Este texto vai começar de um jeito diferente, com um desafio: faça uma pausa, dê um um pulinho rápido no Google e pesquise fotos do José Saramago. Eu espero.​

Notou como ele sempre aparece meio sério nas imagens, até um pouco carrancudo, talvez de mal com a vida? É verdade que a careca e os óculos gigantes não ajudam muito. Mas, mesmo quando ele tenta sorrir um pouco, surge com um risinho amarelo, meio tímido, como se fosse obrigado a dizer "xis" para o fotógrafo.

José Saramago participa do Brasil Fórum Social Mundial, em 2005. Pela foto não parece, mas ele era um grande brincalhão - Jorge Araújo/Folhapress

Pois é aí que mora a surpresa –ele não é nada disso. Pode até não parecer, mas Saramago é um brincalhão. Um dos maiores. Ou, melhor dizendo, ele era alguém divertido, porque morreu faz um tempinho, em 2010. Aliás, neste ano são comemorados os cem anos do seu nascimento, que aconteceu em 1922, numa cidadezinha bem pequena de Portugal, chamada Azinhaga.

Mas, calma, quem foi José Saramago? Para essa pergunta não precisa ir ao Google, eu conto agora. Ele é considerado um dos maiores escritores da língua portuguesa, o único representante do nosso idioma a ganhar o prêmio Nobel de Literatura, que é como a Copa do Mundo para quem escreve –com a diferença de que só é possível vencer uma vez.

E ele ganhou esse troféu justamente porque brincava. Não de fazer piadas ou gracinhas, nada disso. Saramago jogava, se divertia, fazia charadas e entortava o que existe de mais importante para um escritor: as palavras.
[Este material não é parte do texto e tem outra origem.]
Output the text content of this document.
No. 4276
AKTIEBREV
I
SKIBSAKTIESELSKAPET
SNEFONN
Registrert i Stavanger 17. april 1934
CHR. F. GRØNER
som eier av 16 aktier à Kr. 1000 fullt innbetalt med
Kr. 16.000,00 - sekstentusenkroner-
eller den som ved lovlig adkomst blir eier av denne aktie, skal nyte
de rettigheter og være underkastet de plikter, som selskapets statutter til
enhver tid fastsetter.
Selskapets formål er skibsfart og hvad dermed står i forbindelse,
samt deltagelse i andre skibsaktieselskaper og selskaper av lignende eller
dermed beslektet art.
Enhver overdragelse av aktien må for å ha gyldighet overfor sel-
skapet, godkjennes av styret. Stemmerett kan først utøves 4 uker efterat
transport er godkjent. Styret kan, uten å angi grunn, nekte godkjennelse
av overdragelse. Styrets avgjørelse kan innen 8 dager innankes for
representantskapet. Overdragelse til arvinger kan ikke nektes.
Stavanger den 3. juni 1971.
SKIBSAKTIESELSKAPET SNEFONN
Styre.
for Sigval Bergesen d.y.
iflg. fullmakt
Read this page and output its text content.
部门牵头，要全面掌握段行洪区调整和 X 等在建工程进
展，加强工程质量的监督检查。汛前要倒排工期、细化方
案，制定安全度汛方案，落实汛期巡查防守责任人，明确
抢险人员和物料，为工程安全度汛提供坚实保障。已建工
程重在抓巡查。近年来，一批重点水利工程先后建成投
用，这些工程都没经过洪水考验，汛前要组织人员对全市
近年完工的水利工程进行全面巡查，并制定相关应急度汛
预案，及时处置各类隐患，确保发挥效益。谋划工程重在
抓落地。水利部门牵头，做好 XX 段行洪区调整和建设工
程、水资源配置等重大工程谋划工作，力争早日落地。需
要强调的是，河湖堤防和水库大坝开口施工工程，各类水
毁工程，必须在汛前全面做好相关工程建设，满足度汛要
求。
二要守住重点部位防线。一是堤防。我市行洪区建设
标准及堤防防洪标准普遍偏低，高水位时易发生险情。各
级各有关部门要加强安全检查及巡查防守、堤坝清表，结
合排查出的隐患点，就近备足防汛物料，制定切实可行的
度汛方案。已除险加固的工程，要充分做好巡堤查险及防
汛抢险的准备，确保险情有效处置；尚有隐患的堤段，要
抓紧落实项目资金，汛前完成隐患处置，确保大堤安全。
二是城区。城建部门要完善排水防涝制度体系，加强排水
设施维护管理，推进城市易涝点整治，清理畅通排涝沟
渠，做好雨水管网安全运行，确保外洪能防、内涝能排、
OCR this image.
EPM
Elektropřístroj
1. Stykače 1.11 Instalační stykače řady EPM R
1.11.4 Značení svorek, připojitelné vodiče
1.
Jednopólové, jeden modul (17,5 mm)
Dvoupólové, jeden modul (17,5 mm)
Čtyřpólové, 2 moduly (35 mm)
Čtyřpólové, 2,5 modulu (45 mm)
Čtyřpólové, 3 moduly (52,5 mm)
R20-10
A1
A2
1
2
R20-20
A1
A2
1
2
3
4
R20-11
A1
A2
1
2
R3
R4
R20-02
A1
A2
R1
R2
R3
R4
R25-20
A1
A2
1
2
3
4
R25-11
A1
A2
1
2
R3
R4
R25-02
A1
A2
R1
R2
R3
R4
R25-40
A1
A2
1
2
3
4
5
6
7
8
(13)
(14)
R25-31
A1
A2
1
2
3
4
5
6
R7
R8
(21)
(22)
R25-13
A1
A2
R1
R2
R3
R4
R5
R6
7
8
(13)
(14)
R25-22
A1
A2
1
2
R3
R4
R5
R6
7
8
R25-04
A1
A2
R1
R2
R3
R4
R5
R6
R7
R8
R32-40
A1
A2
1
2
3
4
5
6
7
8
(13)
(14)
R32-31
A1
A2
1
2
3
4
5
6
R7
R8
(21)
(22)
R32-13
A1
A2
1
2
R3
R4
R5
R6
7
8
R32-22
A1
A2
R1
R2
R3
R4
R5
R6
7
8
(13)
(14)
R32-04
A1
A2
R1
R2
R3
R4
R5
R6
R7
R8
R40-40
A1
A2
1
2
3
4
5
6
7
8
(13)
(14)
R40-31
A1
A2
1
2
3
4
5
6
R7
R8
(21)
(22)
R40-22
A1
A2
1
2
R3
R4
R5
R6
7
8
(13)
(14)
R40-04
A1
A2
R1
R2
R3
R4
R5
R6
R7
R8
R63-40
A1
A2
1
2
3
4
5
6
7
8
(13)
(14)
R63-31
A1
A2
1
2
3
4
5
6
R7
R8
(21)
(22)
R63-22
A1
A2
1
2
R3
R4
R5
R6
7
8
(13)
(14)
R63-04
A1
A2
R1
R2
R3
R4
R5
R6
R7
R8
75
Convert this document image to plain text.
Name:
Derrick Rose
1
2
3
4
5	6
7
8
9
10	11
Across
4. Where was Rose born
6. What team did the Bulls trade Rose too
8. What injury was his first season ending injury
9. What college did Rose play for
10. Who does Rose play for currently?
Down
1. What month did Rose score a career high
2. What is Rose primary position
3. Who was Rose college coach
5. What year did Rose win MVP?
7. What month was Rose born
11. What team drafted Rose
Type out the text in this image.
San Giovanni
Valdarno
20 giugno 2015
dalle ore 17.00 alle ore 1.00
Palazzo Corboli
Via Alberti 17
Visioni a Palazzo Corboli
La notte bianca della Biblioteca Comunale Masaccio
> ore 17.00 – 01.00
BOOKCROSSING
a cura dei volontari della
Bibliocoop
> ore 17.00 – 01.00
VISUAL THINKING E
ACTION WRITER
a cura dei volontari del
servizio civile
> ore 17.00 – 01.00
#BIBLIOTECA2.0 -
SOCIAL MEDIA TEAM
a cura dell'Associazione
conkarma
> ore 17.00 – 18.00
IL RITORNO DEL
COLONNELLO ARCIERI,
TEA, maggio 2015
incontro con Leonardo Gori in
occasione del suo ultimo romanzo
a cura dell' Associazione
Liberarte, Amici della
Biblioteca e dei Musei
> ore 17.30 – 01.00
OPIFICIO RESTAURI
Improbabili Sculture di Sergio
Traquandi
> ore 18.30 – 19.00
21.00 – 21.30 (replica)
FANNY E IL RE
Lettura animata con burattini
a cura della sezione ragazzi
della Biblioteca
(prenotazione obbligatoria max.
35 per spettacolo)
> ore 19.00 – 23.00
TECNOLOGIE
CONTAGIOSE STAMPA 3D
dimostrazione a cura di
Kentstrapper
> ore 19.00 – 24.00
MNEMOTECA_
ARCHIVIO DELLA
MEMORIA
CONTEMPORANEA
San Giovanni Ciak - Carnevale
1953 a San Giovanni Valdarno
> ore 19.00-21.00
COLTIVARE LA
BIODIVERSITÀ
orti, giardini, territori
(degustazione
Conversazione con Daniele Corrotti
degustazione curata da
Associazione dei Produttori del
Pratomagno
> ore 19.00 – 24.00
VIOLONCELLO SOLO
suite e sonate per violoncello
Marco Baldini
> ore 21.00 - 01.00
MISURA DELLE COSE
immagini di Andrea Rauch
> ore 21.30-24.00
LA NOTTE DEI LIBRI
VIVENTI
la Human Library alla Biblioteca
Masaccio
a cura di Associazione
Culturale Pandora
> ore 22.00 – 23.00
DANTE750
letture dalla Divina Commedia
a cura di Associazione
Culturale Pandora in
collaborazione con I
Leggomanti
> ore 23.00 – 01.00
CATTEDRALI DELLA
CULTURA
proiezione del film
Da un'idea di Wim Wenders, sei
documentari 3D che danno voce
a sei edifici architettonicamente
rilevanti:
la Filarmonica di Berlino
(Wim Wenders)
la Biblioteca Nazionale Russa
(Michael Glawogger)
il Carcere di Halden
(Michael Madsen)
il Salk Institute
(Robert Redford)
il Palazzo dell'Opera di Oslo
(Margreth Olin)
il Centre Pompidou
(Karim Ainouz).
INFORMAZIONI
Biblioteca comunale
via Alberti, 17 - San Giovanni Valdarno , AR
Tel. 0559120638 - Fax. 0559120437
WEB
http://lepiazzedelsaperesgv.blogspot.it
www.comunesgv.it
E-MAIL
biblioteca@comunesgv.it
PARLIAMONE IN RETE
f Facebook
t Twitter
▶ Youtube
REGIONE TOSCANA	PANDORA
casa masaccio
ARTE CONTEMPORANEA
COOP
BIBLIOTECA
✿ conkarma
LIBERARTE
Muita gente gostava de tirar um sarro e dizer que ele não sabia escrever em português. É verdade que, se você fizer uma redação na escola usando frases iguaizinhas às dos livros de Saramago, muito provavelmente vai receber uma nota baixa. Bem baixa. Isso porque, em muitos de seus textos, ele não usa a pontuação como aprendemos nas aulas. Não existe travessão, dois pontos, nada de nada. Tudo é separado por vírgulas. De vez em quando aparecem uns pontos.

Mas vou contar um segredo: se você tirar uma nota baixa ao escrever sua redação desse jeito, o problema está no seu professor. E não no Saramago.

Porque existe um pulo do gato nessa história, que era justamente a brincadeira favorita do escritor. Não é que ele não soubesse português. Ele conhecia tão bem a língua que passou a jogar com ela, testar seus limites, inverter suas ordens, aproximar o texto escrito do jeito que a gente fala. E vamos combinar que não existe sinais de pontuação quando a gente conversa, né?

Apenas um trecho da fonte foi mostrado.